My hopes for HODA are to provide community and hope to this small group of people, who are separated by mountains, oceans and borders, but are united in the cause of fighting for answers. We are small, but we are mighty. I believe that HODA will continue far past my tenure as president. I have had the privilege of meeting so many rare allies and partners. I believe that these united communities can truly turn the tide for all rare communities. I know that the work we put in today will pay off tenfold in the future for all rare disease communities.
I am optimistic that we can improve the current state of our healthcare. A person diagnosed with HOD today has far more information available to them than those of us who received the diagnosis in the past, and that is exciting.

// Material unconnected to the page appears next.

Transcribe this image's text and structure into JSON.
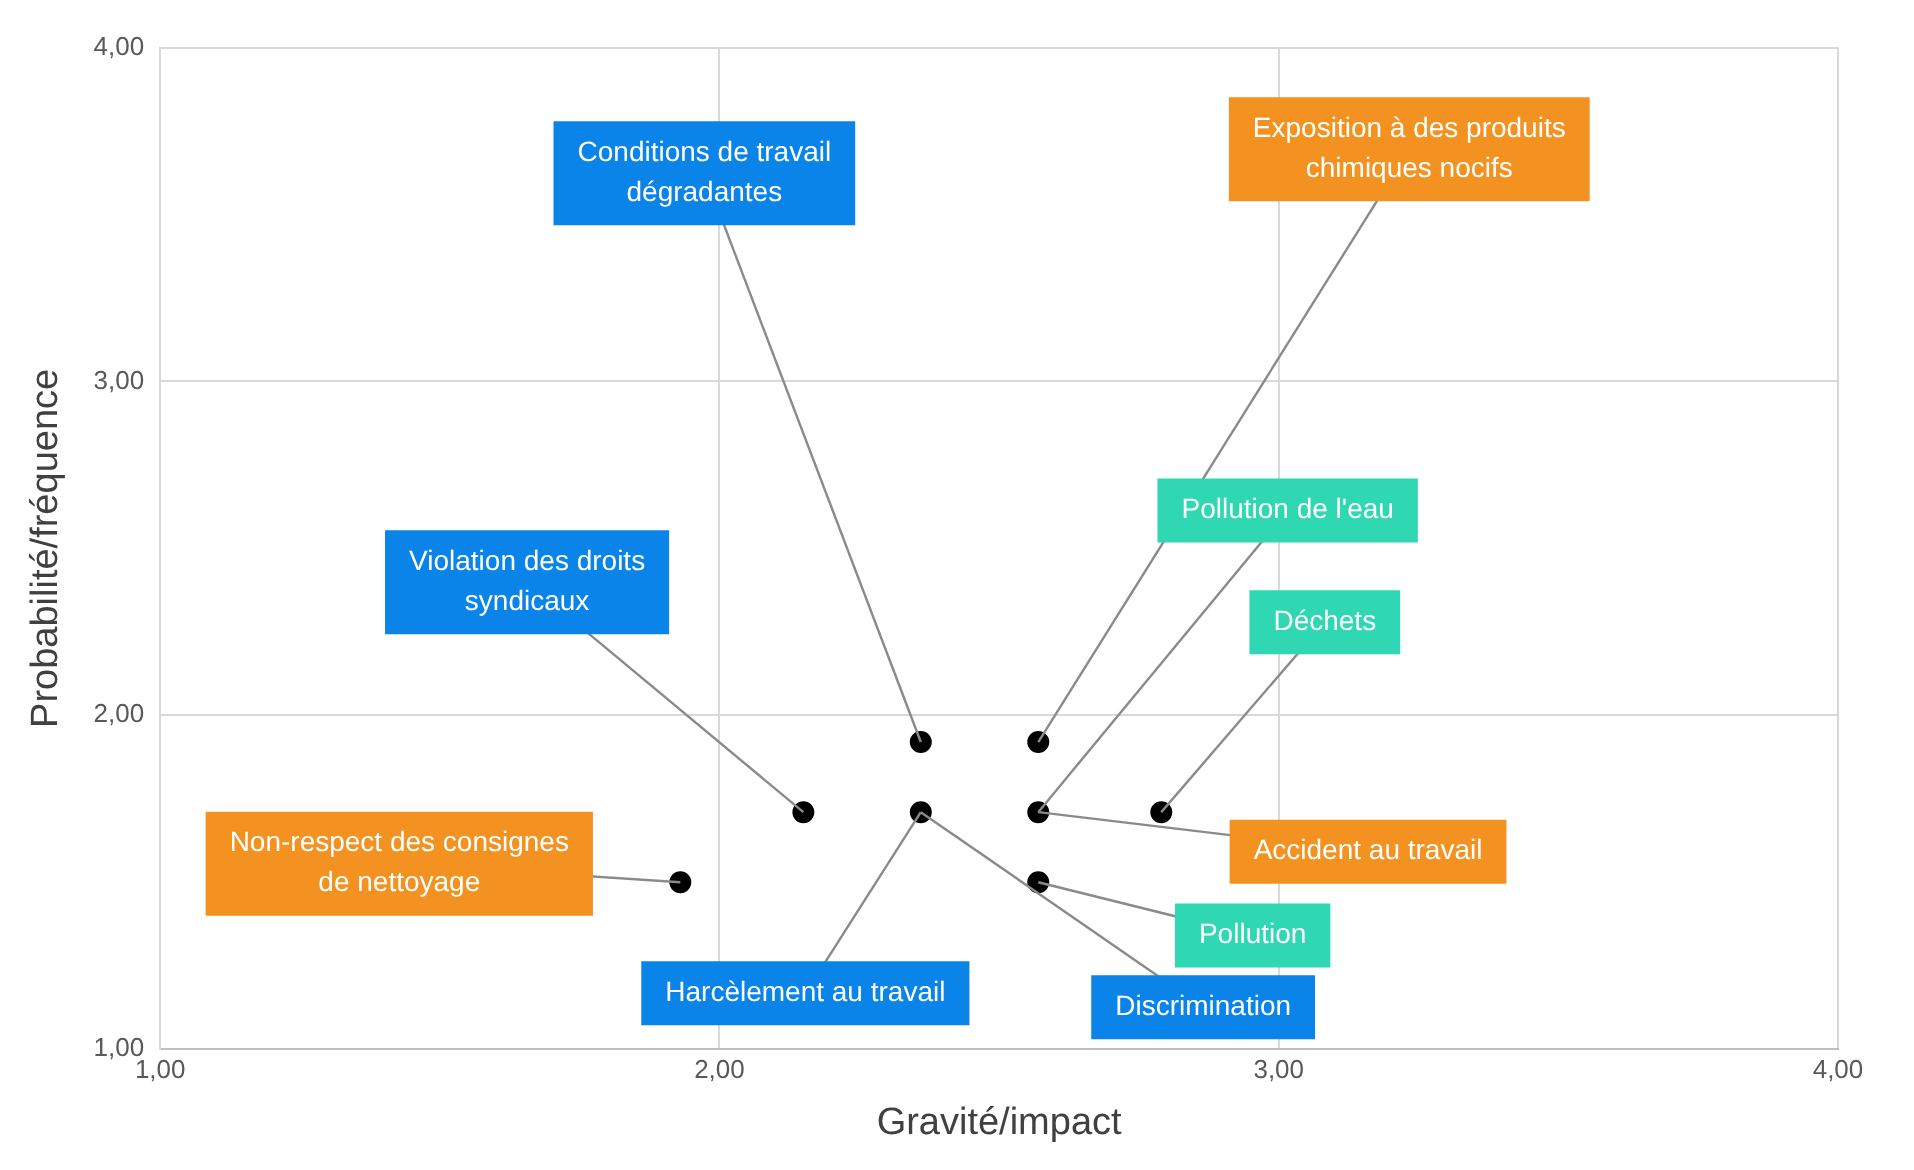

About the author: Christina Coates is the founding member and president of the Hypertrophic Olivary Degeneration Association. She works for a heavy equipment company full time as a senior credit account manager while spending her free time working for the patient organisation. She volunteers with the Arizona chapter of the Alliance to Cure Cavernous Malformation. She enjoys reading and learning about neurology in her free time. She enjoys travelling and exploring as her symptoms permit. Her favourite destinations include oceans, as the feel of the sand beneath her feet is one of her favourite sensations.